«In questo momento storico, segnato da una gravissima crisi economica, l’ascolto della sofferenza delle persone è indispensabile per favorire i processi di «resilienza» individuale e sociale, ridurre la vulnerabilità della popolazione potenzialmente a rischio di povertà, marginalità o esclusione sociale. Incontrare la sofferenza delle persone, sempre più disperate e isolate, significa restituire la speranza e l’appartenenza. Significa offrire ai soggetti più deboli non solo una tutela, un servizio, una risorsa, ma sopratutto «contesti di riconoscimento». All’interno dei contesti in cui viviamo, siamo chiamati a diventare «comunità resiliente», ovvero a pensarci come una comunità che sviluppa azioni intenzionali volte a rafforzare la capacità personale e collettiva dei suoi membri e delle sue istituzioni per influenzare il corso di un cambiamento sociale ed economico.
Boris Cyruknik, neurologo, psichiatra, psicoanalista, professore di etologia umana all’Università di Toulon-Var, ha dedicato tutta la sua vita allo studio e alla divulgazione dei fattori che favoriscono o inibiscono la “resilienza”. La resilienza rappresenta molto più che una capacità di fronteggiamento, di sopravvivenza o di adattamento ad una situazione problematica. Secondo Cyrulnik, la resilienza è l’insieme delle condizioni di ripresa di un nuovo sviluppo dopo una agonia psichica traumatica, un processo psichico, culturale e sociale che riesce a liberare nuove ed insospettate possibilità di esistenza. Nella definizione del trauma Cyrulnik riprende un concetto sviluppato da Anna Freud (“Commenti sul trauma psichico”), ipotizzando l’importanza di due colpi nella genesi del trauma: il primo, in quanto evento reale, suscita il dolore della ferita psichica e appartiene all’ambito delle dinamiche interne; il secondo, come rappresentazione dell’evento, si pone nell’ambito delle dinamiche comunicative-relazionali.
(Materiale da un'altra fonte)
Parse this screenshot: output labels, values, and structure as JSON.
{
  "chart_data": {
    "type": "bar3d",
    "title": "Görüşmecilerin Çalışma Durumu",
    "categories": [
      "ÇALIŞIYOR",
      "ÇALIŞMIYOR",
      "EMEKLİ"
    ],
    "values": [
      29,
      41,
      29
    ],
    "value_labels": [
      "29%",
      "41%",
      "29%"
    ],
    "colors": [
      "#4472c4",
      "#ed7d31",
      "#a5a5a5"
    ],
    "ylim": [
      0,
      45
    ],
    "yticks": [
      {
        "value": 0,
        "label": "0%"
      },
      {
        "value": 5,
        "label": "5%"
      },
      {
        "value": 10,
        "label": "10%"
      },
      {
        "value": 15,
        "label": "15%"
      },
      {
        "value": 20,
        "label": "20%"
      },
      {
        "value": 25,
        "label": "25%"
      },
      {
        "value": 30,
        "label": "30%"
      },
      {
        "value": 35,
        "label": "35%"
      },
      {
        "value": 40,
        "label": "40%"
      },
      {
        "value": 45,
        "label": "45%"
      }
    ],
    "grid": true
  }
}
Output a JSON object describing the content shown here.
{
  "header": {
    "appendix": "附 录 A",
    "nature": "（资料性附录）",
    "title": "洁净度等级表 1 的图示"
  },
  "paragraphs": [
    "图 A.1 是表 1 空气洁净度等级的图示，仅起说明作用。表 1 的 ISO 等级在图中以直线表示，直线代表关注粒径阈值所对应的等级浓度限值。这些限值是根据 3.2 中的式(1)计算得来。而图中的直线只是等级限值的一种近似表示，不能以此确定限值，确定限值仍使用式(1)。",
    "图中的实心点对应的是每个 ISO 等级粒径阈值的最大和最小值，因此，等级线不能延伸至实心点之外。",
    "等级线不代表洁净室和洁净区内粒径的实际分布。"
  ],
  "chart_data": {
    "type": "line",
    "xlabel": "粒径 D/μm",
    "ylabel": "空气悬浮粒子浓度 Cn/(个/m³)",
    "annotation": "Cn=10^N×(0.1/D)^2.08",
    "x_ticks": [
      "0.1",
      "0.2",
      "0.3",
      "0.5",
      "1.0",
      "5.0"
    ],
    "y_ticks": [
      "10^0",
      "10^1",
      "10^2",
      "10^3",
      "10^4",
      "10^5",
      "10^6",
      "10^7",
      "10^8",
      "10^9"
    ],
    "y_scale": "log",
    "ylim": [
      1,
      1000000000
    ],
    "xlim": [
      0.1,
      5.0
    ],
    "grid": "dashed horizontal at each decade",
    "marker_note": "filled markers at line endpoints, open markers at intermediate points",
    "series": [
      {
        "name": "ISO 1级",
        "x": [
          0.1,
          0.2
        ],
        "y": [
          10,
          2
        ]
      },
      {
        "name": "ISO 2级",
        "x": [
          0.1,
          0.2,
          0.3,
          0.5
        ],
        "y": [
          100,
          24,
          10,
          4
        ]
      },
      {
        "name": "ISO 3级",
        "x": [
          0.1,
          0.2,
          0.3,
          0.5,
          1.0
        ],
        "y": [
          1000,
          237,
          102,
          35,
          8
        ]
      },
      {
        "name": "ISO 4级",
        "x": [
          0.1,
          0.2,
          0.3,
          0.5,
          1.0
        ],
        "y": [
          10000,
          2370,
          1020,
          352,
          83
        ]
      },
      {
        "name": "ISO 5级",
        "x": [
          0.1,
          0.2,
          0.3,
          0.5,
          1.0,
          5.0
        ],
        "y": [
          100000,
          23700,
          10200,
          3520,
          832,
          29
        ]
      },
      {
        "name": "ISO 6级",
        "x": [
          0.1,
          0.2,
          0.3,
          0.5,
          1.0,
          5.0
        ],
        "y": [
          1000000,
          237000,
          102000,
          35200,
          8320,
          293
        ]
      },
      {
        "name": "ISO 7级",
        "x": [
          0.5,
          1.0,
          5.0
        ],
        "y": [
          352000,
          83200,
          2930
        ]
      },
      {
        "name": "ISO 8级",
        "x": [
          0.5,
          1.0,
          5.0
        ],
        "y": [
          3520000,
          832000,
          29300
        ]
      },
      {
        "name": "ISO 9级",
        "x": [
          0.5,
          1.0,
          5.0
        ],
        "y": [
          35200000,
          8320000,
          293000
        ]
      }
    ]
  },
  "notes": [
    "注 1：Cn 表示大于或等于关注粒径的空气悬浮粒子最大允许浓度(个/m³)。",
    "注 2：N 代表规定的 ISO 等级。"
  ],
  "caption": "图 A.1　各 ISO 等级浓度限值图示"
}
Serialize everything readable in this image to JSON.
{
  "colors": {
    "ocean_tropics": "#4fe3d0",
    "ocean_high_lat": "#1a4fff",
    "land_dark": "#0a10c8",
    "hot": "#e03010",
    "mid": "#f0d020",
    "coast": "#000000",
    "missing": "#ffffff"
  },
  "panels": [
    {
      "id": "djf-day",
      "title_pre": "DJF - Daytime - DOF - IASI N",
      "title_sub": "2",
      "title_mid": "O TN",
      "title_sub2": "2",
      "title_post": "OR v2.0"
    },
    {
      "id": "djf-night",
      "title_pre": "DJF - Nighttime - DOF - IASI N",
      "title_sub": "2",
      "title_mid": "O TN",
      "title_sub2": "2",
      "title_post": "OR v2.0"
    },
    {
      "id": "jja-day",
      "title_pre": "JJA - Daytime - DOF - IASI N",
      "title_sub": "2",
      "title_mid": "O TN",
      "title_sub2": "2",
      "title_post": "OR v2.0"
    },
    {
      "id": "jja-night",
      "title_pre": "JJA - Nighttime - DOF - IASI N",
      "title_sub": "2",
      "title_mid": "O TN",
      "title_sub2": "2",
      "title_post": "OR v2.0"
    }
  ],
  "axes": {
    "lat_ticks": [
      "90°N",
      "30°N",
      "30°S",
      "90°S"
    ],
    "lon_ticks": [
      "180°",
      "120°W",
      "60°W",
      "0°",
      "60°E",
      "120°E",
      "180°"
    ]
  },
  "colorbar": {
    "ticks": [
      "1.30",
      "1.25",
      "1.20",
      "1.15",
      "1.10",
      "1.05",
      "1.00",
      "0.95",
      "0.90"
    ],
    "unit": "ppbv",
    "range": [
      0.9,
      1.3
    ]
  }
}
“Quando tutti sono poveri, si è meno consapevoli della povertà, si pensa che la vita sia dura”, scrive Boris Cyrulnik (La vergogna, Codice Edizioni, 2011). “Ma quando si può mettere su un piatto della bilancia una situazione fragile e dolorosa e su un altro la solida tranquillità del vicino, si prova un sentimento di ingiustizia e di umiliazione. L’ingiustizia è meno penosa perché permette l’indignazione, la protesta verbale e la manifestazione fisica, mentre l’umiliazione spinge a nascondersi, a ritirarsi, a vergognarsi, a non combattere…”».
Rosalba Miceli, La Stampa (per leggere l’articolo completo, clicca QUI).
Se volete sapere perché non ho detto nulla, vi basterà cercare ciò che mi ha obbligato a tacere. Le circostanze dell’evento e le reazioni di chi mi è accanto sono state ugualmente responsabili del mio silenzio. Se vi dico cosa mi è successo, non mi crederete, riderete, prenderete le parti dell’aggressore, mi farete domande oscene o, peggio ancora, avrete pietà di me. Qualunque sia la vostra reazione, mi basterà dirlo per sentirmi male sotto il vostro sguardo.